A recent survey from Harris Interactive shows most Americans favor laws that protect the public health and safety, but at the same time worry about our becoming a "nanny state."

Eighty-one percent of respondents agreed and 33% strongly agreed that public safety laws: for example, those addressing safe driving or childhood vaccination: are important to keeping America safe. More than three-quarters also agree that such initiatives do actually work. On the other hand, almost two-thirds (61%) are concerned that these same laws might get too restrictive, impeding individual freedoms.
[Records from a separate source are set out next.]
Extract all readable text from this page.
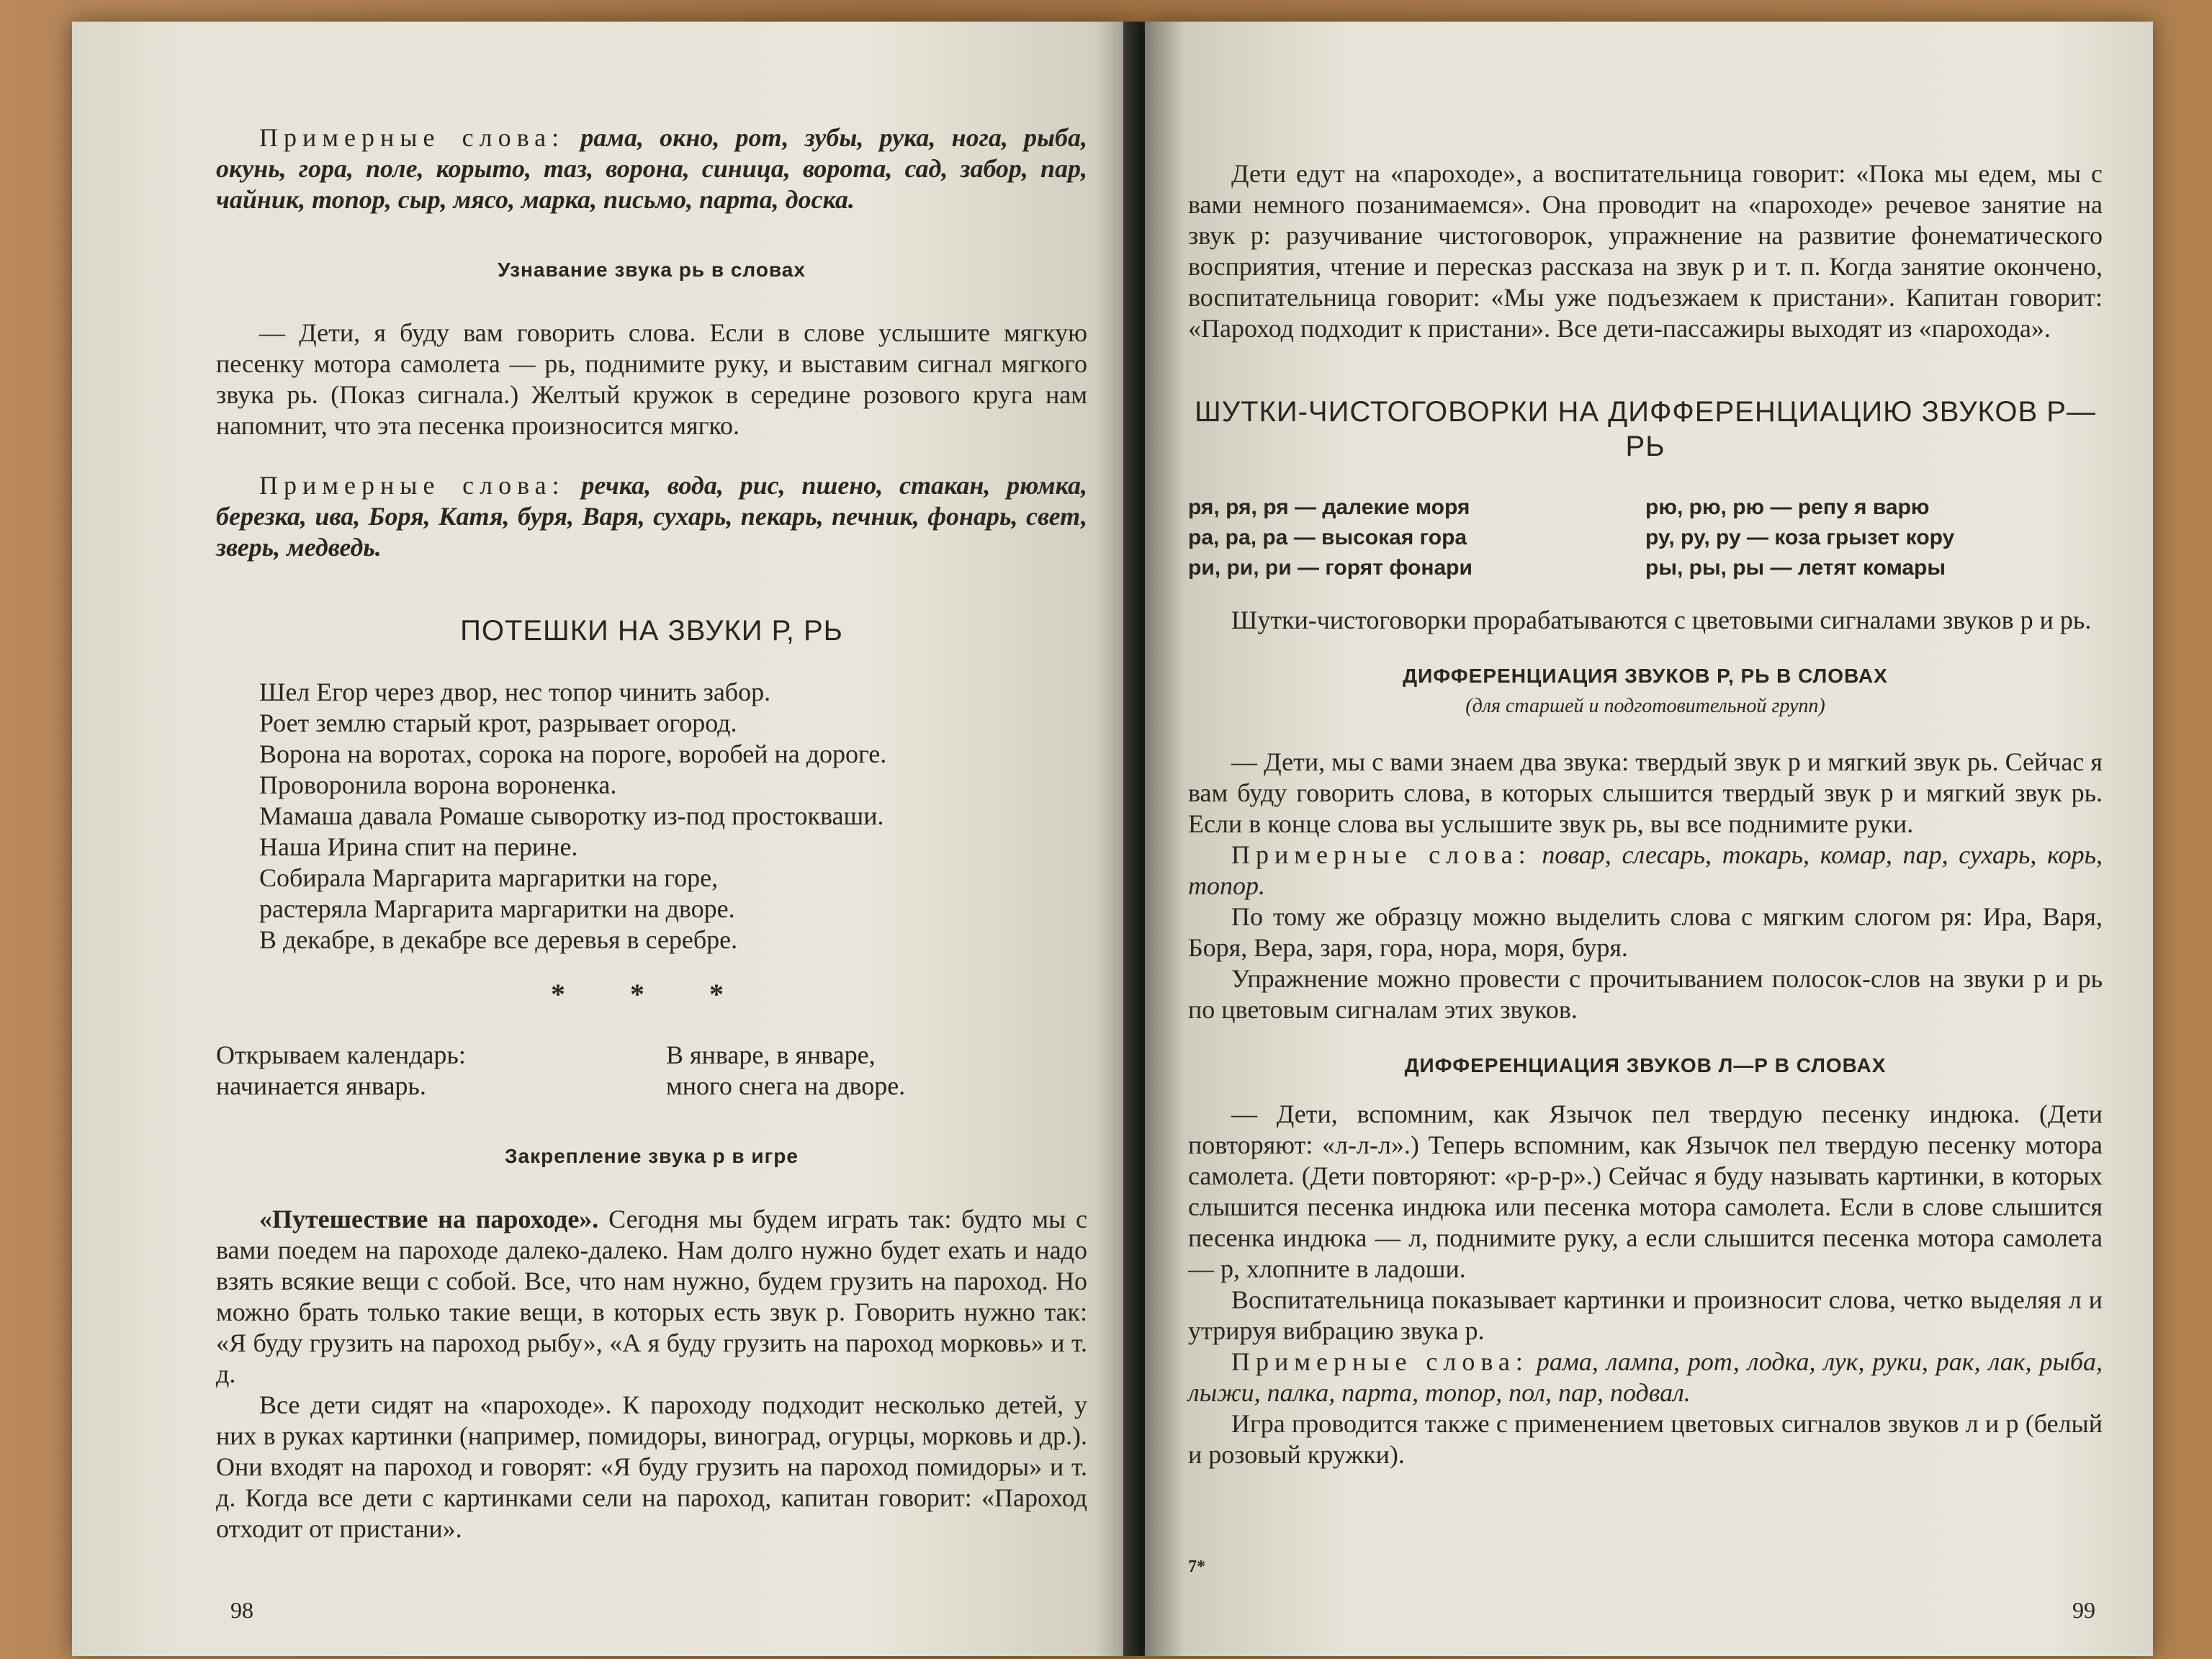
Примерные слова: рама, окно, рот, зубы, рука, нога, рыба, окунь, гора, поле, корыто, таз, ворона, синица, ворота, сад, забор, пар, чайник, топор, сыр, мясо, марка, письмо, парта, доска.

Узнавание звука рь в словах

— Дети, я буду вам говорить слова. Если в слове услышите мягкую песенку мотора самолета — рь, поднимите руку, и выставим сигнал мягкого звука рь. (Показ сигнала.) Желтый кружок в середине розового круга нам напомнит, что эта песенка произносится мягко.

Примерные слова: речка, вода, рис, пшено, стакан, рюмка, березка, ива, Боря, Катя, буря, Варя, сухарь, пекарь, печник, фонарь, свет, зверь, медведь.

ПОТЕШКИ НА ЗВУКИ Р, РЬ
Шел Егор через двор, нес топор чинить забор.
Роет землю старый крот, разрывает огород.
Ворона на воротах, сорока на пороге, воробей на дороге.
Проворонила ворона вороненка.
Мамаша давала Ромаше сыворотку из-под простокваши.
Наша Ирина спит на перине.
Собирала Маргарита маргаритки на горе,
растеряла Маргарита маргаритки на дворе.
В декабре, в декабре все деревья в серебре.
* * *
Открываем календарь:
начинается январь.
В январе, в январе,
много снега на дворе.
Закрепление звука р в игре

«Путешествие на пароходе». Сегодня мы будем играть так: будто мы с вами поедем на пароходе далеко-далеко. Нам долго нужно будет ехать и надо взять всякие вещи с собой. Все, что нам нужно, будем грузить на пароход. Но можно брать только такие вещи, в которых есть звук р. Говорить нужно так: «Я буду грузить на пароход рыбу», «А я буду грузить на пароход морковь» и т. д.

Все дети сидят на «пароходе». К пароходу подходит несколько детей, у них в руках картинки (например, помидоры, виноград, огурцы, морковь и др.). Они входят на пароход и говорят: «Я буду грузить на пароход помидоры» и т. д. Когда все дети с картинками сели на пароход, капитан говорит: «Пароход отходит от пристани».

98

Дети едут на «пароходе», а воспитательница говорит: «Пока мы едем, мы с вами немного позанимаемся». Она проводит на «пароходе» речевое занятие на звук р: разучивание чистоговорок, упражнение на развитие фонематического восприятия, чтение и пересказ рассказа на звук р и т. п. Когда занятие окончено, воспитательница говорит: «Мы уже подъезжаем к пристани». Капитан говорит: «Пароход подходит к пристани». Все дети-пассажиры выходят из «парохода».

ШУТКИ-ЧИСТОГОВОРКИ НА ДИФФЕРЕНЦИАЦИЮ ЗВУКОВ Р—РЬ
ря, ря, ря — далекие моря
ра, ра, ра — высокая гора
ри, ри, ри — горят фонари
рю, рю, рю — репу я варю
ру, ру, ру — коза грызет кору
ры, ры, ры — летят комары

Шутки-чистоговорки прорабатываются с цветовыми сигналами звуков р и рь.

ДИФФЕРЕНЦИАЦИЯ ЗВУКОВ Р, РЬ В СЛОВАХ
(для старшей и подготовительной групп)

— Дети, мы с вами знаем два звука: твердый звук р и мягкий звук рь. Сейчас я вам буду говорить слова, в которых слышится твердый звук р и мягкий звук рь. Если в конце слова вы услышите звук рь, вы все поднимите руки.

Примерные слова: повар, слесарь, токарь, комар, пар, сухарь, корь, топор.

По тому же образцу можно выделить слова с мягким слогом ря: Ира, Варя, Боря, Вера, заря, гора, нора, моря, буря.

Упражнение можно провести с прочитыванием полосок-слов на звуки р и рь по цветовым сигналам этих звуков.

ДИФФЕРЕНЦИАЦИЯ ЗВУКОВ Л—Р В СЛОВАХ

— Дети, вспомним, как Язычок пел твердую песенку индюка. (Дети повторяют: «л-л-л».) Теперь вспомним, как Язычок пел твердую песенку мотора самолета. (Дети повторяют: «р-р-р».) Сейчас я буду называть картинки, в которых слышится песенка индюка или песенка мотора самолета. Если в слове слышится песенка индюка — л, поднимите руку, а если слышится песенка мотора самолета — р, хлопните в ладоши.

Воспитательница показывает картинки и произносит слова, четко выделяя л и утрируя вибрацию звука р.

Примерные слова: рама, лампа, рот, лодка, лук, руки, рак, лак, рыба, лыжи, палка, парта, топор, пол, пар, подвал.

Игра проводится также с применением цветовых сигналов звуков л и р (белый и розовый кружки).

7*
99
The survey quizzed respondents on 14 different policies, laws and programs. Some key findings:

  • 91% support a ban on texting while driving, while 74% strongly support this initiative
  • 70 % support, 43% strongly support banning talking on cell phones while driving
  • 78% support, 34% strongly support requiring eating establishments to reveal nutritional information on menus
  • 86 % support, 55% strongly support requiring the regular round of childhood vaccinations (mumps, measles, whooping cough, tuberculosis, and polio)
  • 80% support, 58% support banning smoking in restaurants, and public places
  • 76 % oppose, 43% strongly oppose employers citing obesity as a reason not to hire
  • 65% oppose, 34% strongly oppose employers not hiring smokers
  • 62 % against, 37% strongly against the taxing of sugar-sweetened soft drinks

Even as they supported many individual initiatives aimed at protecting the public good, 81% of respondents nevertheless agreed that individuals "should take responsibility for their own actions and be free to make their own decisions, even if they suffer as a result." Some respondents stressed that a balance must be struck between maintaining both public health and individual freedoms.

The survey included online responses from 2,200 adults over the age of 18.